StarTrooper: Sure, Forte was an interesting system, particularly at the time Borland bought them, prior to selling it to Sun. I am pretty sure (but correct me if I am wrong) that you didn't have the ability to have several objects inside a single project that coordinated ACID transactions between one another via an in-proc transaction manager ... which, when necessary, automatically promoted the transaction to a machine-wide transaction manager ... which, when necessary, automatically promoted the transaction to be coordinated by a distributed transaction manager such as DTC.

Oh, and you'd better watch those Supersized McMeals - you *know* it'll catch up with you in the end! ;)

Peter: What you describe in this scenario is a very real system, yes, but not a transactional system. Had the "close account" and "delete hotmail account" been bound in a transaction, then both changes would have been submitted atomically, or both rolled back. Now, having said that, it's up to each transacted resource to actually perform the deletion and each will usually have an SLA for completing such a task. If we're talking about a system that supports real 2-phase commit and "true" transactions, that system will have to perform the actual account deletion immediately else break data integrity rules by permitting an account to remain in existence, whilst it's state would be "deleted".

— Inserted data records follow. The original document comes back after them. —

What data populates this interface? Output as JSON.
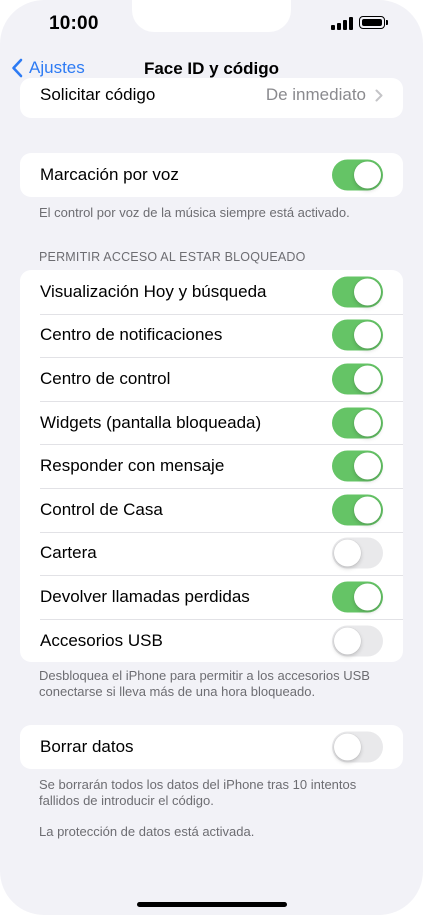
{
  "status_bar": {
    "time": "10:00"
  },
  "nav": {
    "back_label": "Ajustes",
    "title": "Face ID y código"
  },
  "require_code": {
    "label": "Solicitar código",
    "value": "De inmediato"
  },
  "voice_dial": {
    "label": "Marcación por voz",
    "on": true,
    "footer": "El control por voz de la música siempre está activado."
  },
  "locked_access": {
    "header": "PERMITIR ACCESO AL ESTAR BLOQUEADO",
    "items": [
      {
        "label": "Visualización Hoy y búsqueda",
        "on": true
      },
      {
        "label": "Centro de notificaciones",
        "on": true
      },
      {
        "label": "Centro de control",
        "on": true
      },
      {
        "label": "Widgets (pantalla bloqueada)",
        "on": true
      },
      {
        "label": "Responder con mensaje",
        "on": true
      },
      {
        "label": "Control de Casa",
        "on": true
      },
      {
        "label": "Cartera",
        "on": false
      },
      {
        "label": "Devolver llamadas perdidas",
        "on": true
      },
      {
        "label": "Accesorios USB",
        "on": false
      }
    ],
    "footer": "Desbloquea el iPhone para permitir a los accesorios USB conectarse si lleva más de una hora bloqueado."
  },
  "erase_data": {
    "label": "Borrar datos",
    "on": false,
    "footer": "Se borrarán todos los datos del iPhone tras 10 intentos fallidos de introducir el código.",
    "protection": "La protección de datos está activada."
  },
  "colors": {
    "accent": "#2d7bf4",
    "toggle_on": "#65c466",
    "toggle_off": "#e9e9eb"
  }
}
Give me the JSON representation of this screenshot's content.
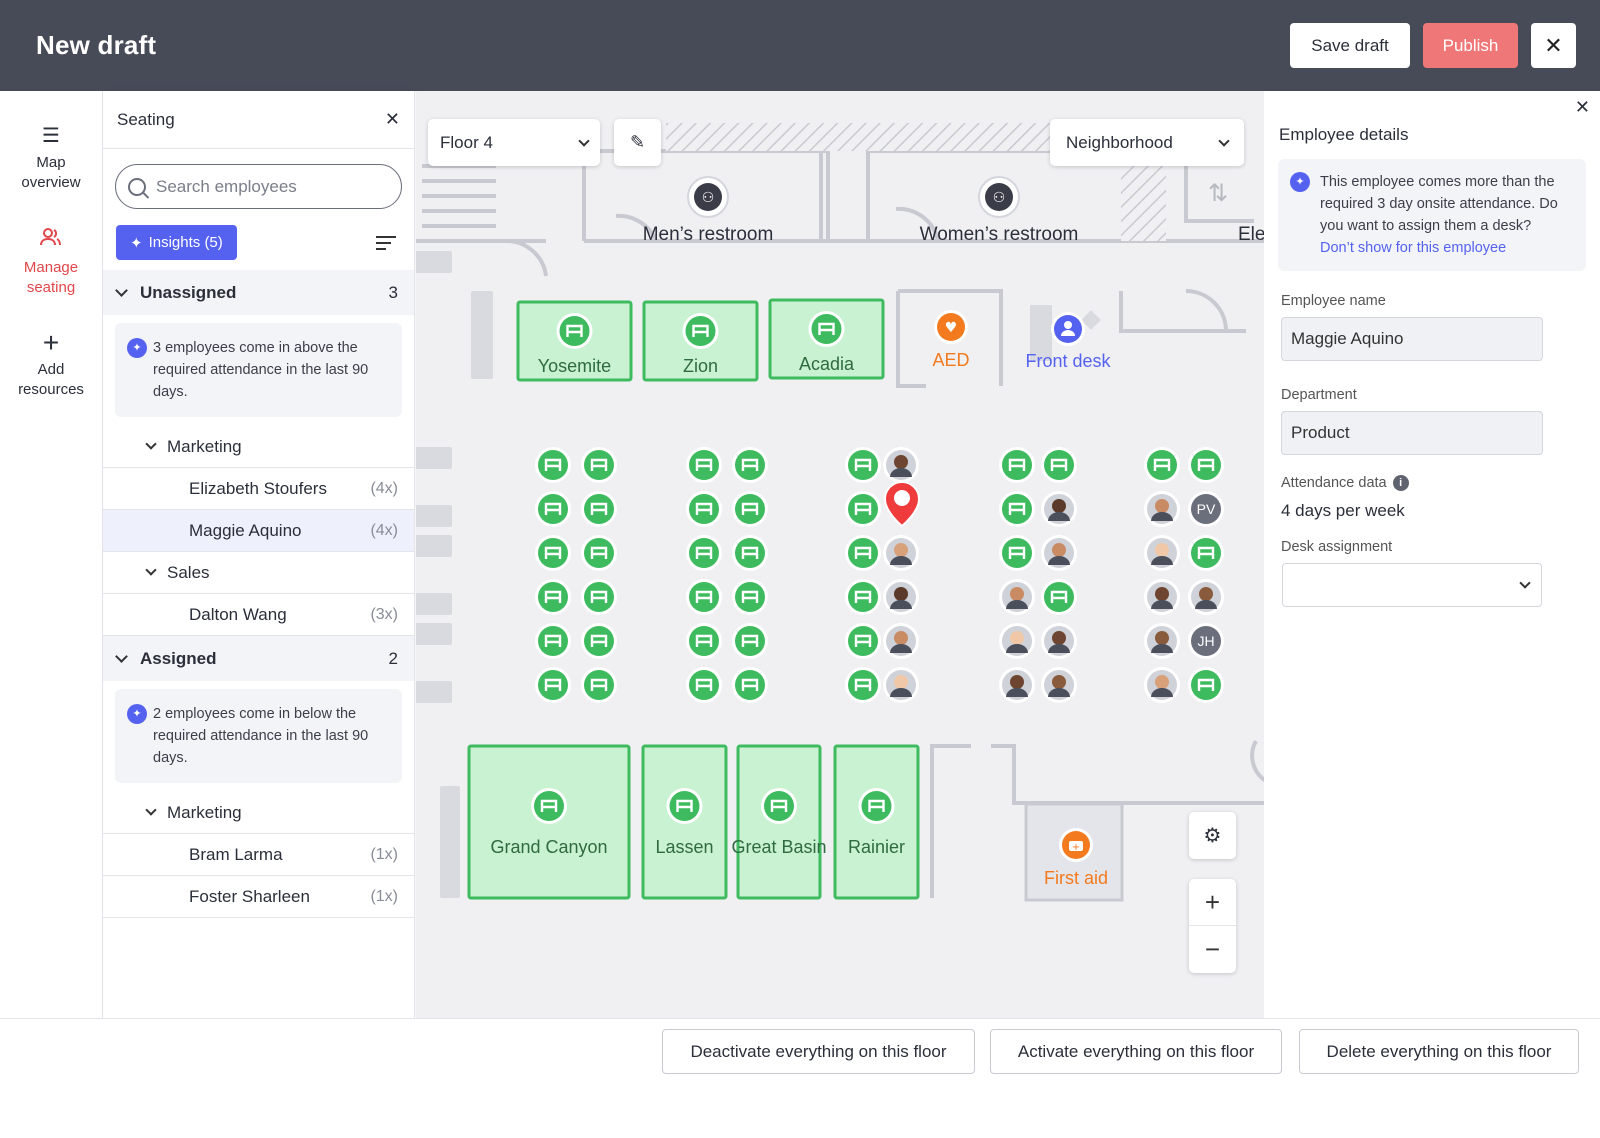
{
  "header": {
    "title": "New draft",
    "save_label": "Save draft",
    "publish_label": "Publish"
  },
  "rail": {
    "items": [
      {
        "label_1": "Map",
        "label_2": "overview",
        "icon": "menu-icon"
      },
      {
        "label_1": "Manage",
        "label_2": "seating",
        "icon": "people-icon"
      },
      {
        "label_1": "Add",
        "label_2": "resources",
        "icon": "plus-icon"
      }
    ]
  },
  "seating": {
    "title": "Seating",
    "search_placeholder": "Search employees",
    "insights_label": "Insights (5)",
    "unassigned": {
      "label": "Unassigned",
      "count": "3",
      "note": "3 employees come in above the required attendance in the last 90 days.",
      "groups": [
        {
          "name": "Marketing",
          "people": [
            {
              "name": "Elizabeth Stoufers",
              "n": "(4x)"
            },
            {
              "name": "Maggie Aquino",
              "n": "(4x)"
            }
          ]
        },
        {
          "name": "Sales",
          "people": [
            {
              "name": "Dalton Wang",
              "n": "(3x)"
            }
          ]
        }
      ]
    },
    "assigned": {
      "label": "Assigned",
      "count": "2",
      "note": "2 employees come in below the required attendance in the last 90 days.",
      "groups": [
        {
          "name": "Marketing",
          "people": [
            {
              "name": "Bram Larma",
              "n": "(1x)"
            },
            {
              "name": "Foster Sharleen",
              "n": "(1x)"
            }
          ]
        }
      ]
    }
  },
  "map": {
    "floor_label": "Floor 4",
    "neighborhood_label": "Neighborhood",
    "rooms_top": [
      "Men’s restroom",
      "Women’s restroom",
      "Ele"
    ],
    "meeting_rooms": [
      "Yosemite",
      "Zion",
      "Acadia"
    ],
    "poi": {
      "aed": "AED",
      "front_desk": "Front desk",
      "first_aid": "First aid"
    },
    "large_rooms": [
      "Grand Canyon",
      "Lassen",
      "Great Basin",
      "Rainier"
    ],
    "avatar_initials": [
      "PV",
      "JH"
    ],
    "colors": {
      "room_fill": "#c9f2d2",
      "room_stroke": "#3dbb5e",
      "desk": "#3dbb5e",
      "pin": "#ef3b3b",
      "aed": "#f37a1f",
      "front_desk": "#5562f0"
    }
  },
  "details": {
    "title": "Employee details",
    "note": "This employee comes more than the required 3 day onsite attendance. Do you want to assign them a desk?",
    "note_link": "Don’t show for this employee",
    "employee_name_label": "Employee name",
    "employee_name": "Maggie Aquino",
    "department_label": "Department",
    "department": "Product",
    "attendance_label": "Attendance data",
    "attendance_value": "4 days per week",
    "desk_label": "Desk assignment",
    "desk_value": ""
  },
  "footer": {
    "deactivate": "Deactivate everything on this floor",
    "activate": "Activate everything on this floor",
    "delete": "Delete everything on this floor"
  }
}
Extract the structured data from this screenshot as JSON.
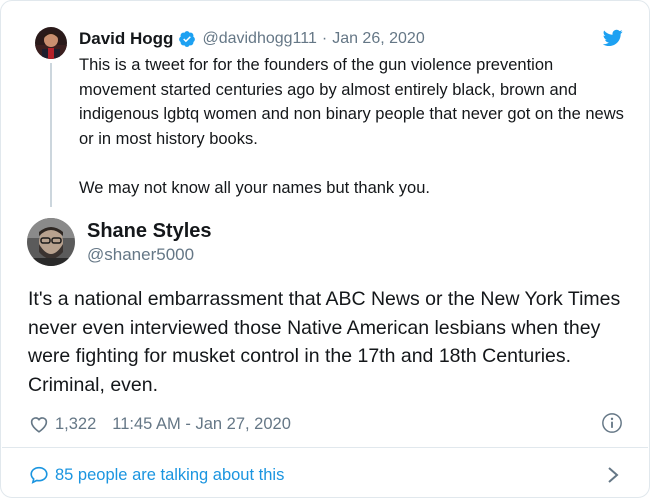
{
  "parent_tweet": {
    "author_name": "David Hogg",
    "handle": "@davidhogg111",
    "separator": "·",
    "date": "Jan 26, 2020",
    "paragraphs": [
      "This is a tweet for for the founders of the gun violence prevention movement started centuries ago by almost entirely black, brown and indigenous lgbtq women and non binary people that never got on the news or in most history books.",
      "We may not know all your names but thank you."
    ],
    "verified_icon": "verified-badge-icon",
    "brand_icon": "twitter-bird-icon"
  },
  "tweet": {
    "author_name": "Shane Styles",
    "handle": "@shaner5000",
    "text": "It's a national embarrassment that ABC News or the New York Times never even interviewed those Native American lesbians when they were fighting for musket control in the 17th and 18th Centuries. Criminal, even.",
    "like_count": "1,322",
    "timestamp": "11:45 AM - Jan 27, 2020"
  },
  "footer": {
    "talking_label": "85 people are talking about this"
  },
  "colors": {
    "accent": "#1da1f2",
    "link": "#1b95e0",
    "secondary_text": "#657786",
    "border": "#e1e8ed"
  }
}
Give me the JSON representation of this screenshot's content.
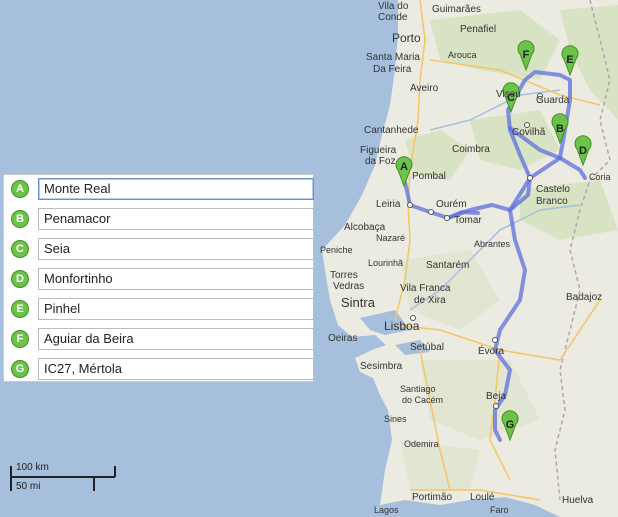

There are many, many reasons why systems defer updates to a point in time, which I am sure we're all familiar with. It's also true that many such systems break data integrity rules. However, this is a failing of the design/implementation of the system, not of "transactions" per se. I can show you many instances of huge-scale systems that correctly execute transactions, observe data integrity rules and maintain good, solid, reliable, performant levels of operation. It's all down to how you design and build large-scale or distributed systems - if you design for correctness, your system will have a much higher chance of success than if you don't!
# August 1, 2005 2:10 PM

About Forte... said:

"StarTrooper: Sure, Forte was an interesting system, particularly at the time Borland bought them, prior to selling it to Sun..."

I think we are talking about diferent products...which Forte are you talking about?
As far as the one I am talking about... I was able to promote transactions besides server/platform/OS boundaries...and all handled by an unique environment manager.
# August 1, 2005 7:42 PM

Peter Lin said:

Thanks for responding. It's clear my explanation was poor and rather obtuse, so I'll attempt to explain it better.

<i>Peter: What you describe in this scenario is a very real system, yes, but not a transactional system.</i>

I would agree with you my integration scenario is beyond database transactions or 2-phase database transactions. Having said that, very few real world cases I've worked on first hand fit the simple 2-phase commit definition. Say I work on a internet service. The business only provides the physical connection an everything else is co-branded through partners. My business partners have direct customers and co-branded customers. Lets say the signup process goes like this:

1. a customer picks an username
2. the system must check the username is available in all partner systems
3. if the username is available, the system should reserve the username
4. each system is independent and the business process for activation, deletion, suspension and unsuspend are different
5. the cancellation of a the internet access results in a termination call to all partner systems.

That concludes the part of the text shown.